As manifestações investigadas no inquérito, presidido pelo ministro Alexandre de Moraes, do Supremo Tribunal Federal (STF), defendem o fechamento do Supremo e do Congresso Nacional e pedem uma intervenção militar no Brasil.

Em nota, a Procuradoria-Geral da República afirmou que “a linha de apuração é que os investigados teriam agido articuladamente com agentes públicos que detêm prerrogativa de foro no STF para financiar e promover atos que se enquadram em práticas tipificadas como crime pela Lei de Segurança Nacional”.

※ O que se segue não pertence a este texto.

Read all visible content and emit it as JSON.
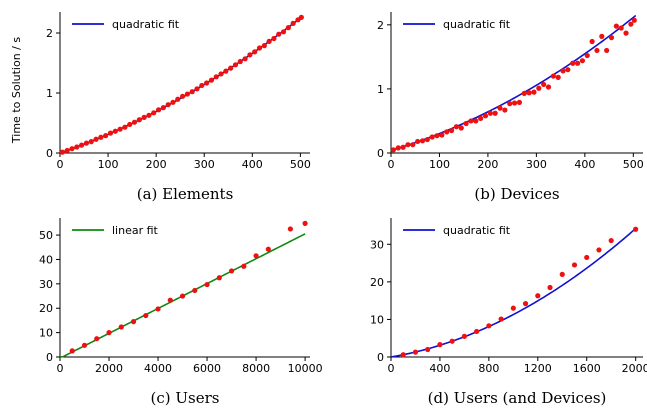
{
  "figure": {
    "ylabel": "Time to Solution / s"
  },
  "chart_data": [
    {
      "type": "scatter",
      "caption": "(a) Elements",
      "xlim": [
        0,
        520
      ],
      "ylim": [
        0,
        2.35
      ],
      "xticks": [
        0,
        100,
        200,
        300,
        400,
        500
      ],
      "xtick_labels": [
        "0",
        "100",
        "200",
        "300",
        "400",
        "500"
      ],
      "yticks": [
        0,
        1,
        2
      ],
      "ytick_labels": [
        "0",
        "1",
        "2"
      ],
      "fit": {
        "name": "quadratic fit",
        "kind": "quadratic",
        "coef": [
          0,
          0.00276,
          3.48e-06
        ],
        "xrange": [
          0,
          505
        ],
        "color": "#1010d0"
      },
      "point_color": "#ee1111",
      "points": [
        [
          5,
          0.014
        ],
        [
          15,
          0.043
        ],
        [
          25,
          0.072
        ],
        [
          35,
          0.1
        ],
        [
          45,
          0.131
        ],
        [
          55,
          0.164
        ],
        [
          65,
          0.19
        ],
        [
          75,
          0.229
        ],
        [
          85,
          0.262
        ],
        [
          95,
          0.289
        ],
        [
          105,
          0.331
        ],
        [
          115,
          0.363
        ],
        [
          125,
          0.397
        ],
        [
          135,
          0.43
        ],
        [
          145,
          0.476
        ],
        [
          155,
          0.513
        ],
        [
          165,
          0.554
        ],
        [
          175,
          0.594
        ],
        [
          185,
          0.628
        ],
        [
          195,
          0.67
        ],
        [
          205,
          0.72
        ],
        [
          215,
          0.756
        ],
        [
          225,
          0.805
        ],
        [
          235,
          0.845
        ],
        [
          245,
          0.896
        ],
        [
          255,
          0.945
        ],
        [
          265,
          0.982
        ],
        [
          275,
          1.022
        ],
        [
          285,
          1.07
        ],
        [
          295,
          1.126
        ],
        [
          305,
          1.167
        ],
        [
          315,
          1.214
        ],
        [
          325,
          1.27
        ],
        [
          335,
          1.318
        ],
        [
          345,
          1.365
        ],
        [
          355,
          1.415
        ],
        [
          365,
          1.47
        ],
        [
          375,
          1.525
        ],
        [
          385,
          1.57
        ],
        [
          395,
          1.636
        ],
        [
          405,
          1.686
        ],
        [
          415,
          1.75
        ],
        [
          425,
          1.79
        ],
        [
          435,
          1.86
        ],
        [
          445,
          1.908
        ],
        [
          455,
          1.98
        ],
        [
          465,
          2.02
        ],
        [
          475,
          2.09
        ],
        [
          485,
          2.16
        ],
        [
          495,
          2.22
        ],
        [
          502,
          2.26
        ]
      ]
    },
    {
      "type": "scatter",
      "caption": "(b) Devices",
      "xlim": [
        0,
        520
      ],
      "ylim": [
        0,
        2.2
      ],
      "xticks": [
        0,
        100,
        200,
        300,
        400,
        500
      ],
      "xtick_labels": [
        "0",
        "100",
        "200",
        "300",
        "400",
        "500"
      ],
      "yticks": [
        0,
        1,
        2
      ],
      "ytick_labels": [
        "0",
        "1",
        "2"
      ],
      "fit": {
        "name": "quadratic fit",
        "kind": "quadratic",
        "coef": [
          0.04,
          0.00225,
          3.8e-06
        ],
        "xrange": [
          0,
          505
        ],
        "color": "#1010d0"
      },
      "point_color": "#ee1111",
      "points": [
        [
          5,
          0.05
        ],
        [
          15,
          0.08
        ],
        [
          25,
          0.09
        ],
        [
          35,
          0.13
        ],
        [
          45,
          0.13
        ],
        [
          55,
          0.18
        ],
        [
          65,
          0.19
        ],
        [
          75,
          0.21
        ],
        [
          85,
          0.25
        ],
        [
          95,
          0.27
        ],
        [
          105,
          0.28
        ],
        [
          115,
          0.33
        ],
        [
          125,
          0.35
        ],
        [
          135,
          0.41
        ],
        [
          145,
          0.39
        ],
        [
          155,
          0.46
        ],
        [
          165,
          0.5
        ],
        [
          175,
          0.5
        ],
        [
          185,
          0.54
        ],
        [
          195,
          0.58
        ],
        [
          205,
          0.62
        ],
        [
          215,
          0.62
        ],
        [
          225,
          0.7
        ],
        [
          235,
          0.67
        ],
        [
          245,
          0.77
        ],
        [
          255,
          0.78
        ],
        [
          265,
          0.79
        ],
        [
          275,
          0.93
        ],
        [
          285,
          0.94
        ],
        [
          295,
          0.95
        ],
        [
          305,
          1.01
        ],
        [
          315,
          1.07
        ],
        [
          325,
          1.03
        ],
        [
          335,
          1.2
        ],
        [
          345,
          1.18
        ],
        [
          355,
          1.28
        ],
        [
          365,
          1.3
        ],
        [
          375,
          1.4
        ],
        [
          385,
          1.4
        ],
        [
          395,
          1.44
        ],
        [
          405,
          1.52
        ],
        [
          415,
          1.74
        ],
        [
          425,
          1.6
        ],
        [
          435,
          1.82
        ],
        [
          445,
          1.6
        ],
        [
          455,
          1.8
        ],
        [
          465,
          1.98
        ],
        [
          475,
          1.95
        ],
        [
          485,
          1.87
        ],
        [
          495,
          2.01
        ],
        [
          502,
          2.07
        ]
      ]
    },
    {
      "type": "scatter",
      "caption": "(c) Users",
      "xlim": [
        0,
        10200
      ],
      "ylim": [
        0,
        57
      ],
      "xticks": [
        0,
        2000,
        4000,
        6000,
        8000,
        10000
      ],
      "xtick_labels": [
        "0",
        "2000",
        "4000",
        "6000",
        "8000",
        "10000"
      ],
      "yticks": [
        0,
        10,
        20,
        30,
        40,
        50
      ],
      "ytick_labels": [
        "0",
        "10",
        "20",
        "30",
        "40",
        "50"
      ],
      "fit": {
        "name": "linear fit",
        "kind": "linear",
        "coef": [
          -0.5,
          0.0051
        ],
        "xrange": [
          0,
          10000
        ],
        "color": "#118811"
      },
      "point_color": "#ee1111",
      "points": [
        [
          500,
          2.5
        ],
        [
          1000,
          4.8
        ],
        [
          1500,
          7.5
        ],
        [
          2000,
          10
        ],
        [
          2500,
          12.3
        ],
        [
          3000,
          14.5
        ],
        [
          3500,
          17
        ],
        [
          4000,
          19.7
        ],
        [
          4500,
          23.3
        ],
        [
          5000,
          25
        ],
        [
          5500,
          27.3
        ],
        [
          6000,
          29.7
        ],
        [
          6500,
          32.5
        ],
        [
          7000,
          35.3
        ],
        [
          7500,
          37.2
        ],
        [
          8000,
          41.5
        ],
        [
          8500,
          44.2
        ],
        [
          9400,
          52.5
        ],
        [
          10000,
          54.8
        ]
      ]
    },
    {
      "type": "scatter",
      "caption": "(d) Users (and Devices)",
      "xlim": [
        0,
        2060
      ],
      "ylim": [
        0,
        37
      ],
      "xticks": [
        0,
        400,
        800,
        1200,
        1600,
        2000
      ],
      "xtick_labels": [
        "0",
        "400",
        "800",
        "1200",
        "1600",
        "2000"
      ],
      "yticks": [
        0,
        10,
        20,
        30
      ],
      "ytick_labels": [
        "0",
        "10",
        "20",
        "30"
      ],
      "fit": {
        "name": "quadratic fit",
        "kind": "quadratic",
        "coef": [
          0,
          0.0055,
          5.8e-06
        ],
        "xrange": [
          0,
          2000
        ],
        "color": "#1010d0"
      },
      "point_color": "#ee1111",
      "points": [
        [
          100,
          0.6
        ],
        [
          200,
          1.3
        ],
        [
          300,
          2
        ],
        [
          400,
          3.3
        ],
        [
          500,
          4.2
        ],
        [
          600,
          5.5
        ],
        [
          700,
          6.8
        ],
        [
          800,
          8.3
        ],
        [
          900,
          10.1
        ],
        [
          1000,
          13
        ],
        [
          1100,
          14.2
        ],
        [
          1200,
          16.3
        ],
        [
          1300,
          18.5
        ],
        [
          1400,
          22
        ],
        [
          1500,
          24.5
        ],
        [
          1600,
          26.5
        ],
        [
          1700,
          28.5
        ],
        [
          1800,
          31
        ],
        [
          2000,
          34
        ]
      ]
    }
  ]
}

A ação é uma sequência da operação feita na segunda-feira, também sob o comando de Moraes, que levou à prisão de Sara Geromini, conhecida como Sara Winter, e outras cinco pessoas ligadas ao grupo de extrema-direita 300 do Brasil, que ela lidera.

As ações de busca e apreensão estão sendo feitas nos Estados de São Paulo, Rio de Janeiro, Minas Gerais, Maranhão, Santa Catarina e no Distrito Federal, de acordo com nota da Polícia Federal.

O inquérito foi aberto em abril, a pedido da Procuradoria-Geral da República, para investigar, dentro da Lei de Segurança Nacional, a organização e o financiamento de atos contra a democracia. Vários deles tiveram a participação do presidente Jair Bolsonaro, que chegou a discursar em uma das manifestações realizada em frente ao quartel-general do Exército em Brasília.

O presidente, no entanto, não é alvo da investigação.